Und es muss Leute geben, die dafür vor Ort sind.

Ja, möglichst viele, weil es nur dann dieses Mosaik gibt. Denn auch ich liefere nur eine Miniatur-Realität. Gerade in der Kriegsberichterstattung ist die Vollständigkeit wahnsinnig wichtig. Auf Grundlage der Informationen vom Ort des Geschehens werden oft Entscheidungen getroffen, die uns unmittelbar angehen.

„Journalismus bedeutet, Licht machen, zeigen, was ist“: Rebellen in Libyen, 2011.
„Journalismus bedeutet, Licht machen, zeigen, was ist“: Rebellen in Libyen, 2011. © Julia Leeb / Suhrkamp

Gibt es Erlebnisse, die Ihnen besonders in Erinnerung geblieben sind?

Sehr unangenehm ist es, körperlich angegriffen zu werden. Man fühlt eine große Hilflosigkeit, weil man physisch unterlegen ist. Es ist aber auch interessant, wie in einem solchen Moment die psychische Stärke wachsen kann, wenn man Glück hat. Das ist ein Geschenk.

Was ist Ihnen passiert?

Ich war in Ägypten, zum einjährigen Jubiläum der Revolution, und bin dort verschleppt worden. Es war ein sehr langer Kampf. So etwas wünscht man sich natürlich nicht. Man sieht, wie schnell innerhalb von ein paar Sekunden alles kippen kann. Gerade denkt man noch, was mache ich übermorgen, und dann geht es nur noch ums Überleben. Bei einem anderen Einsatz sollte ich umgebracht werden, das ist natürlich etwas sehr Einschneidendes. Ein Moment, der das eigene Leben für immer verändert. Andererseits haben mich Begegnungen mit Menschen stark beeindruckt, die auch Schreckliches erlebt haben und dann über sich hinauswachsen sind. Das sind die heilsamen Momente. So viele Menschen haben einfach nur das Pech, zur falschen Zeit am falschen Ort geboren worden zu sein. Aber es gibt immer eine Zukunft. Es gibt immer eine Gestaltungsmöglichkeit, egal, wie misslich die Lage ist. Dafür habe ich Dutzende Beispiele und möchte, dass wir von diesen Menschen lernen können.
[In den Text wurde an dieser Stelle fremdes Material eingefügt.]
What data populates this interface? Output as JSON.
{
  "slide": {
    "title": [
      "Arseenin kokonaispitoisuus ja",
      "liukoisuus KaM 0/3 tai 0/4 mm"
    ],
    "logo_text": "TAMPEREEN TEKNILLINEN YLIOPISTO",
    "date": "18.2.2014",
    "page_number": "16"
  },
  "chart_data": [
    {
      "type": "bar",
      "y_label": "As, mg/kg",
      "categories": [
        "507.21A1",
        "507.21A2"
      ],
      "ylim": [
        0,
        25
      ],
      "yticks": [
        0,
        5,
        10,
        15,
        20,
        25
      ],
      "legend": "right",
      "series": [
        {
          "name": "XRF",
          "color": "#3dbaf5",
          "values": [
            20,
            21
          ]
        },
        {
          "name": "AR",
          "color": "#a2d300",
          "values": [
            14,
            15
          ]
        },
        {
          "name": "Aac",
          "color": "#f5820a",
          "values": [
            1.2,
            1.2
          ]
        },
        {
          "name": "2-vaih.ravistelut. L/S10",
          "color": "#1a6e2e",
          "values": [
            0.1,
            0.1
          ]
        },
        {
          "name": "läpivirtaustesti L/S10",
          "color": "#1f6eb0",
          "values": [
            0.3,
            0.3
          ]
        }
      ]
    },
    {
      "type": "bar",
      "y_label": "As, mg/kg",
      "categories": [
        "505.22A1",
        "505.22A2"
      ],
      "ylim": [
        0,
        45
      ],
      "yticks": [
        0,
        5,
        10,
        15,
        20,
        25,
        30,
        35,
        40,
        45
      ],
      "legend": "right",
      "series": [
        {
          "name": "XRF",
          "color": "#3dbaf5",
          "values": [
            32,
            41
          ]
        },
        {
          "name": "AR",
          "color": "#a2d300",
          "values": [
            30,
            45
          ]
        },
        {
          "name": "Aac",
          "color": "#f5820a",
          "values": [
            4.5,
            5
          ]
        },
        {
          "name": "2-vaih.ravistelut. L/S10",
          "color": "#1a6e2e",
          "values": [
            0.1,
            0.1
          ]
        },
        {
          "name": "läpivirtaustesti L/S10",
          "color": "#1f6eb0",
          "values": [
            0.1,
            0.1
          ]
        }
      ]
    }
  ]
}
Das ist dann die Kraft, die in der Hoffnung liegt.

Hoffnung ist einfach nur ein Wort. Aber ich war ein paarmal in Situationen, wo ich gar keine Hoffnung mehr hatte, und das ist das Schlimmste, was es gibt. Weil man sozusagen lebendig gestorben ist. Es sind dann meistens die Frauen, die etwas tun, die zum Beispiel Unterricht geben in einem zerstörten Dorf. Allein dieser Moment, dass man zu einer gewissen Uhrzeit an einem gewissen Ort ist, wo man andere Menschen trifft, wo es ein bisschen Zukunft gibt … Einfach nicht aufgeben, an das Menschliche zu glauben, das bedeutet so viel. Ein Funken Hoffnung kann einen überleben lassen.